江戸時代には「ガキとカカアの飯を稼いだら、あとは自分が満足するだけ」と言われていましたが、多くの人にとって余分に働くというような考え方は無かったのです。
でも、「機械が進歩する」のも、「一所懸命働く」のも悪いはずは無いのですが、この2つが一緒になると、結果として「モノをどんどん消費し」「忙しくなる」という意外な結果を生むのはある程度、当然かも知れません。
それから以後というもの、機械が改良される毎に、生産量が増え、労働は厳しくなってきました。改善の努力は永遠で、地球は有限ですから、いつかこの関係は破綻するはずで、現代の日本も同じ状態にあります。
そして、「環境を改善するため」に「省エネルギー」が行われますが、エアコンの消費電力が減っても、家庭で電気をこまめに消しても、省エネルギーの努力は結果的には「エネルギーを余計に使う」ことになっています。なぜ、そうなるかの理屈は複雑ですが、産業革命以来の状態が同じように続いていると理解すれば簡単でもあります。
省エネルギーほど環境の改善に役立ちそうなものすら逆の効果を示すのですから、ましてリサイクルやゴミゼロなどの「物質に注目した環境改善」などが矛盾に満ちているのは当然とも言えます。多くの環境改善運動は善意で行われていますが、それがかえって環境を悪くしているので、私は胸が痛みます。
環境問題の解決にはたった一つの道しかありません。
現在の先進国に住む人間は「生物としての人間」、つまり生存する為に必要なものだけを使う状態からみて、10倍以上の物質を使っています。このことは拙著の「リサイクルしてはいけない」やその他の方の本にも細かい数字や理論が書かれています。ただ、ここで「何倍」というのを正確に計算するのはなかなか困難です。単に生理的な必要量は明確ですが、人間という生物をどのように考えるかによって多少違ってくるからです。
そして、生理的に必要とされる物質以外の物質はみんな人間の「心を満足させるため」に使われる物質です。心を満足させる為に使う物質が悪いということではありませんが、人間はそれがあまりにも多いのです。
つまり動物なら四六時中、エサをあさっていますが、人間は計画的に食糧をとるので、一日3時間程度が食事の時間という人も多いのです。そうすると、寝る時間を8時間としてあとの13時間が"暇"になります。そこで「暇なときに心を満足させるために使うもの」が必要となりますが、仮に生存に必要な物質が現在、わたし達が使っている物質の10分の1なら、暇をつぶすための物質が全体の90%を占めることになります。

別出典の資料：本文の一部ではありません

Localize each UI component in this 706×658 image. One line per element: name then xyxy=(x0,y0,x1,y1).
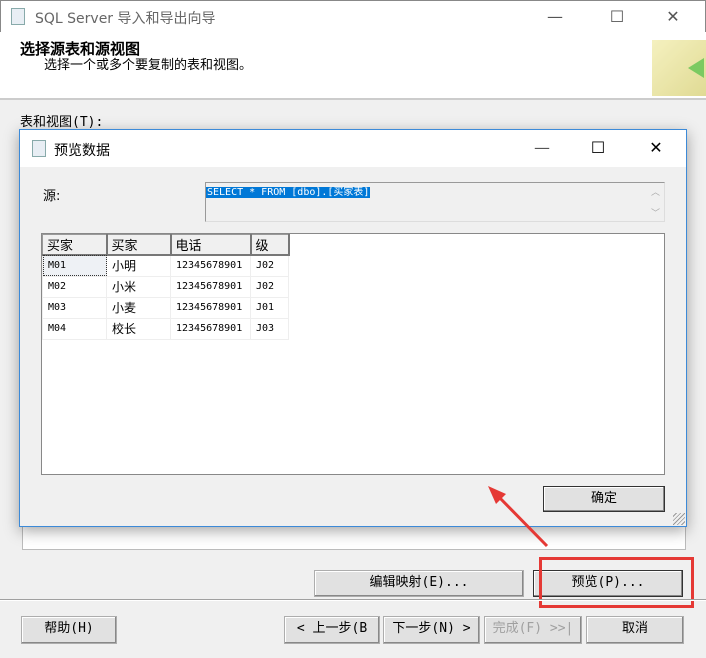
cell[interactable]: J02 xyxy=(250,275,289,298)
scroll-down-icon[interactable]: ﹀ xyxy=(651,206,660,219)
wizard-header: 选择源表和源视图 选择一个或多个要复制的表和视图。 xyxy=(0,32,706,100)
source-label: 源: xyxy=(43,189,61,204)
column-header[interactable]: 买家 xyxy=(106,234,172,256)
preview-data-dialog: 预览数据 — ☐ ✕ 源: SELECT * FROM [dbo].[买家表] … xyxy=(19,129,687,527)
separator xyxy=(0,599,706,601)
minimize-button[interactable]: — xyxy=(535,5,575,29)
sql-text: SELECT * FROM [dbo].[买家表] xyxy=(206,187,371,198)
column-header[interactable]: 级 xyxy=(250,234,290,256)
cell[interactable]: M01 xyxy=(42,254,107,277)
table-row[interactable]: M01 小明 12345678901 J02 xyxy=(42,254,289,277)
cell[interactable]: 12345678901 xyxy=(170,296,251,319)
cell[interactable]: 校长 xyxy=(106,317,171,340)
table-row[interactable]: M03 小麦 12345678901 J01 xyxy=(42,296,289,319)
cell[interactable]: J01 xyxy=(250,296,289,319)
cell[interactable]: 小麦 xyxy=(106,296,171,319)
column-header[interactable]: 买家 xyxy=(42,234,108,256)
table-row[interactable]: M02 小米 12345678901 J02 xyxy=(42,275,289,298)
cell[interactable]: M02 xyxy=(42,275,107,298)
dialog-minimize-button[interactable]: — xyxy=(522,136,562,160)
title-bar: SQL Server 导入和导出向导 — ☐ ✕ xyxy=(0,0,706,32)
app-icon xyxy=(11,8,25,25)
column-header[interactable]: 电话 xyxy=(170,234,252,256)
ok-button[interactable]: 确定 xyxy=(543,486,665,512)
cell[interactable]: J02 xyxy=(250,254,289,277)
maximize-button[interactable]: ☐ xyxy=(597,5,637,29)
cell[interactable]: 12345678901 xyxy=(170,275,251,298)
red-arrow-icon xyxy=(488,486,549,548)
edit-mapping-button[interactable]: 编辑映射(E)... xyxy=(314,570,524,597)
cell[interactable]: J03 xyxy=(250,317,289,340)
cell[interactable]: 小米 xyxy=(106,275,171,298)
dialog-close-button[interactable]: ✕ xyxy=(636,136,676,160)
wizard-graphic-icon xyxy=(652,40,706,96)
dialog-title: 预览数据 xyxy=(54,143,110,159)
cell[interactable]: 小明 xyxy=(106,254,171,277)
scroll-up-icon[interactable]: ︿ xyxy=(651,185,660,198)
cell[interactable]: 12345678901 xyxy=(170,254,251,277)
back-button[interactable]: < 上一步(B xyxy=(284,616,380,644)
table-row[interactable]: M04 校长 12345678901 J03 xyxy=(42,317,289,340)
next-button[interactable]: 下一步(N) > xyxy=(383,616,480,644)
dialog-maximize-button[interactable]: ☐ xyxy=(578,136,618,160)
cell[interactable]: M03 xyxy=(42,296,107,319)
sql-textbox[interactable]: SELECT * FROM [dbo].[买家表] ︿ ﹀ xyxy=(205,182,665,222)
page-subtitle: 选择一个或多个要复制的表和视图。 xyxy=(44,58,253,73)
resize-grip-icon[interactable] xyxy=(673,513,685,525)
dialog-icon xyxy=(32,140,46,157)
finish-button[interactable]: 完成(F) >>| xyxy=(484,616,582,644)
data-grid[interactable]: 买家 买家 电话 级 M01 小明 12345678901 J02 M02 小米 1234… xyxy=(41,233,665,475)
window-title: SQL Server 导入和导出向导 xyxy=(35,11,216,27)
header-row: 买家 买家 电话 级 xyxy=(42,234,290,256)
help-button[interactable]: 帮助(H) xyxy=(21,616,117,644)
tables-label: 表和视图(T): xyxy=(20,115,104,130)
cancel-button[interactable]: 取消 xyxy=(586,616,684,644)
cell[interactable]: 12345678901 xyxy=(170,317,251,340)
close-button[interactable]: ✕ xyxy=(653,5,693,29)
cell[interactable]: M04 xyxy=(42,317,107,340)
dialog-title-bar: 预览数据 — ☐ ✕ xyxy=(20,130,686,167)
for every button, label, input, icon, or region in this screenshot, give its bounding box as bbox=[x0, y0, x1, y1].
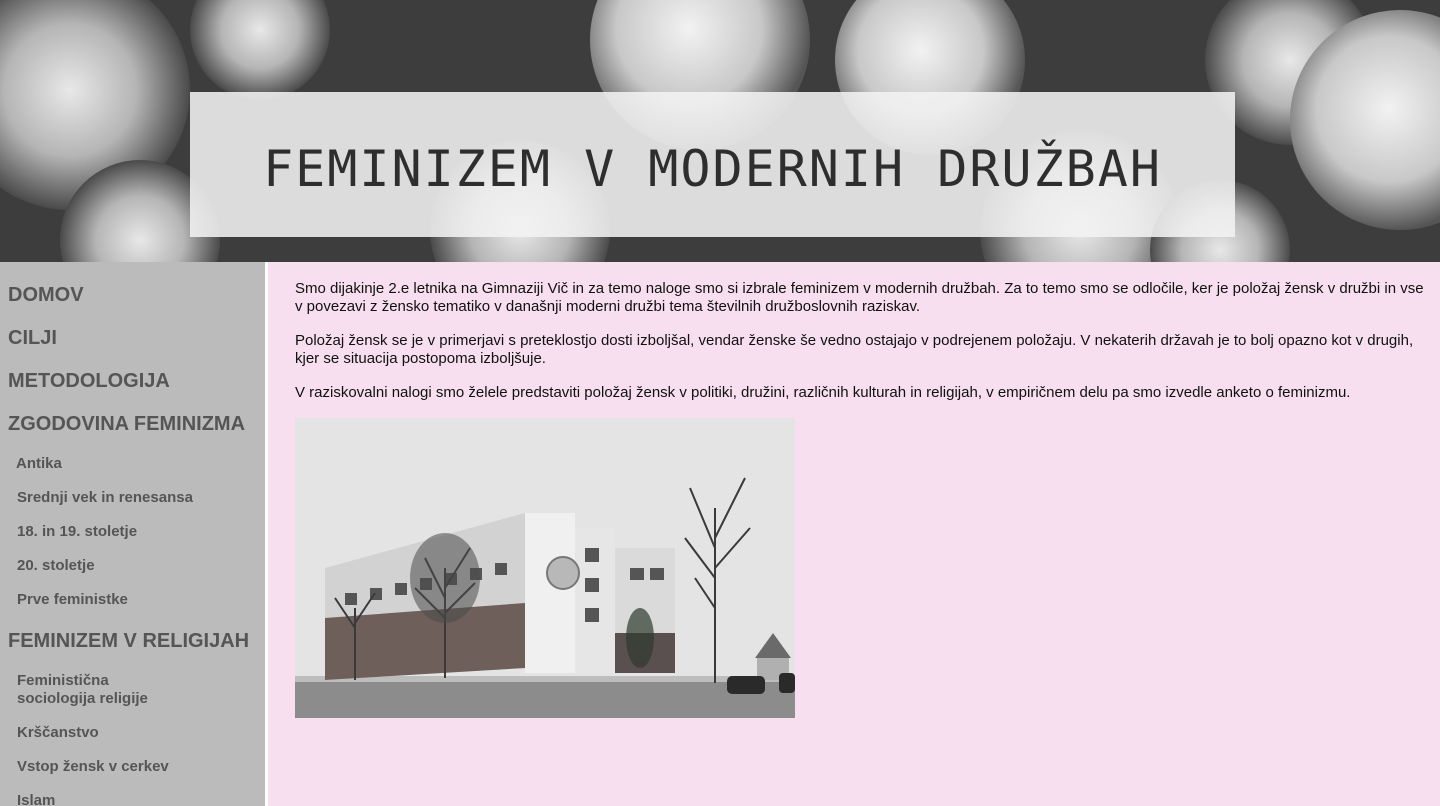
nav-subitem-18-19-stoletje[interactable]: 18. in 19. stoletje bbox=[17, 523, 137, 541]
nav-subitem-krscanstvo[interactable]: Krščanstvo bbox=[17, 724, 99, 742]
nav-subitem-feministicna-sociologija[interactable]: Feministična sociologija religije bbox=[17, 672, 157, 708]
nav-subitem-prve-feministke[interactable]: Prve feministke bbox=[17, 591, 128, 609]
nav-subitem-vstop-zensk-v-cerkev[interactable]: Vstop žensk v cerkev bbox=[17, 758, 169, 776]
nav-item-cilji[interactable]: CILJI bbox=[8, 327, 57, 350]
nav-item-domov[interactable]: DOMOV bbox=[8, 284, 84, 307]
nav-subitem-islam[interactable]: Islam bbox=[17, 792, 55, 806]
scope-paragraph: V raziskovalni nalogi smo želele predsta… bbox=[295, 384, 1351, 401]
nav-subitem-20-stoletje[interactable]: 20. stoletje bbox=[17, 557, 95, 575]
nav-subitem-antika[interactable]: Antika bbox=[16, 455, 62, 473]
sidebar-nav: DOMOV CILJI METODOLOGIJA ZGODOVINA FEMIN… bbox=[0, 262, 265, 806]
site-title: FEMINIZEM V MODERNIH DRUŽBAH bbox=[263, 139, 1162, 198]
nav-subitem-srednji-vek[interactable]: Srednji vek in renesansa bbox=[17, 489, 193, 507]
school-building-photo bbox=[295, 418, 795, 718]
header-banner: FEMINIZEM V MODERNIH DRUŽBAH bbox=[0, 0, 1440, 262]
sidebar-divider bbox=[265, 262, 268, 806]
banner-title-box: FEMINIZEM V MODERNIH DRUŽBAH bbox=[190, 92, 1235, 237]
context-paragraph: Položaj žensk se je v primerjavi s prete… bbox=[295, 332, 1414, 367]
intro-paragraph: Smo dijakinje 2.e letnika na Gimnaziji V… bbox=[295, 280, 1424, 315]
page: FEMINIZEM V MODERNIH DRUŽBAH DOMOV CILJI… bbox=[0, 0, 1440, 806]
nav-item-metodologija[interactable]: METODOLOGIJA bbox=[8, 370, 170, 393]
nav-item-feminizem-v-religijah[interactable]: FEMINIZEM V RELIGIJAH bbox=[8, 630, 249, 653]
nav-item-zgodovina-feminizma[interactable]: ZGODOVINA FEMINIZMA bbox=[8, 413, 245, 436]
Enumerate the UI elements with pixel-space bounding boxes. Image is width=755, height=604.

つまり、環境破壊の原因になっているのは人間の精神活動が原因しているとも言えるのです。もし、人間が生きるために働く時間以外の「暇な時間」を、物質を使うのではなく、精神の活動で満足することができたら、環境問題は一気に解決する可能性があります。
わたし達は「暇な時間」に物質を使わないことは出来ないでしょうか?何にも使わないということは無理にしても簡単なものを使ってみんなで汗を流すとか、ゆっくりとベンチに座って一日、本を読むとか、愛犬と散歩をするとか、豊かでゆっくりとした人生の時間を使えば、ゴミ問題もリサイクルも省エネルギーも必要ではなくなってきます。